Embroidered Wine Glass And Grapes Hoop Art
A polished DMC palette and stitching guide for a cozy wine-themed hoop: deep burgundy wine, glossy grape clusters, delicate glass highlights, curling vine tendrils, a textured cork, and a soft tabletop ground.
DMC Palette · Wine & Vineyard Hoop
Preview image from the linked hoop-art sample. Colors below are visual estimates matched to close DMC embroidery floss shades.
Design Color Read
The composition is anchored by a tall outlined wine glass filled with rich red wine. The darkest values sit in the lower wine bowl and in the grape cluster, while the glass rim, stem, and base rely on fine burgundy outlines plus pale gray-white highlights to suggest transparency.
At the bottom, the grape bunch adds raised, glossy texture in plum and black-purple tones. Olive green leaves and curling tendrils soften the right and left sides, and a cork with warm tan-brown lettering balances the palette. A lightly stitched beige tabletop gives the design a grounded, handmade finish without competing with the wine and grapes.
Best Overall Thread Approach
Use 2 strands for most filled areas, 1 strand for glass lines and tendril details, and 3 strands only where you want the grape knots or cork end to feel extra raised. Keep the glass airy: the negative fabric space is part of the sparkle.
Likely DMC Color Palette
Palette based on the visible wine surface, grape bunch, glass outline, cork, olive foliage, vine spirals, and neutral stitched table texture. Coverage percentages are visual estimates, not exact thread usage.
Stitching Suggestions
Thread Count, Blending & Shading Guidance
- 1 strand: glass contour lines, rim details, inner reflections, vine tips, tiny cork lettering, and fine grape stems.
- 2 strands: wine fill, grape satin stitch, main leaf shapes, cork body, tabletop texture, and most visible outlines.
- 3 strands: optional only for raised grapes, cork end cap, or extra-bold knots where you want tactile texture.
- Blend wine shades: combine one strand 814 with one strand 915 for a smoother mid-burgundy; combine 814 + 154 for the darkest bowl base.
- Blend greenery: pair 3052 with 3051 for muted leaves, or add a single 729 stitch to warm up curling tendrils.
- Highlight sparingly: place pale stitches last. A few clean 3865 and 762 accents will read more like glass than a fully filled white area.
Beginner-Friendly Work Order
Practical Embroidery Tips
Use a tightly hooped neutral linen or cotton-linen fabric so the long glass stem stays straight.

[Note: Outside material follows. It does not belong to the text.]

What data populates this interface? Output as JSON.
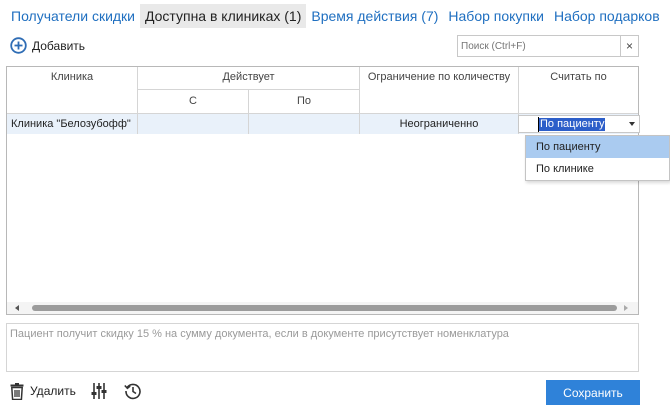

When stitching the wine and grapes, separate your floss strands before recombining them; this keeps satin stitches smoother and reduces rope-like twisting.
For clean grape edges, stitch each grape as its own small oval rather than filling the whole bunch at once. For the wine glass, resist filling all the pale glass areas. The open fabric is what gives the illusion of transparency, while the burgundy outline and gray-white glints provide just enough structure.
If the hoop begins to feel too dark, add only two or three extra highlights: one on the wine surface, one on the left side of the glass bowl, and one on the front grape. Small, intentional sparkle is more convincing than many scattered bright stitches.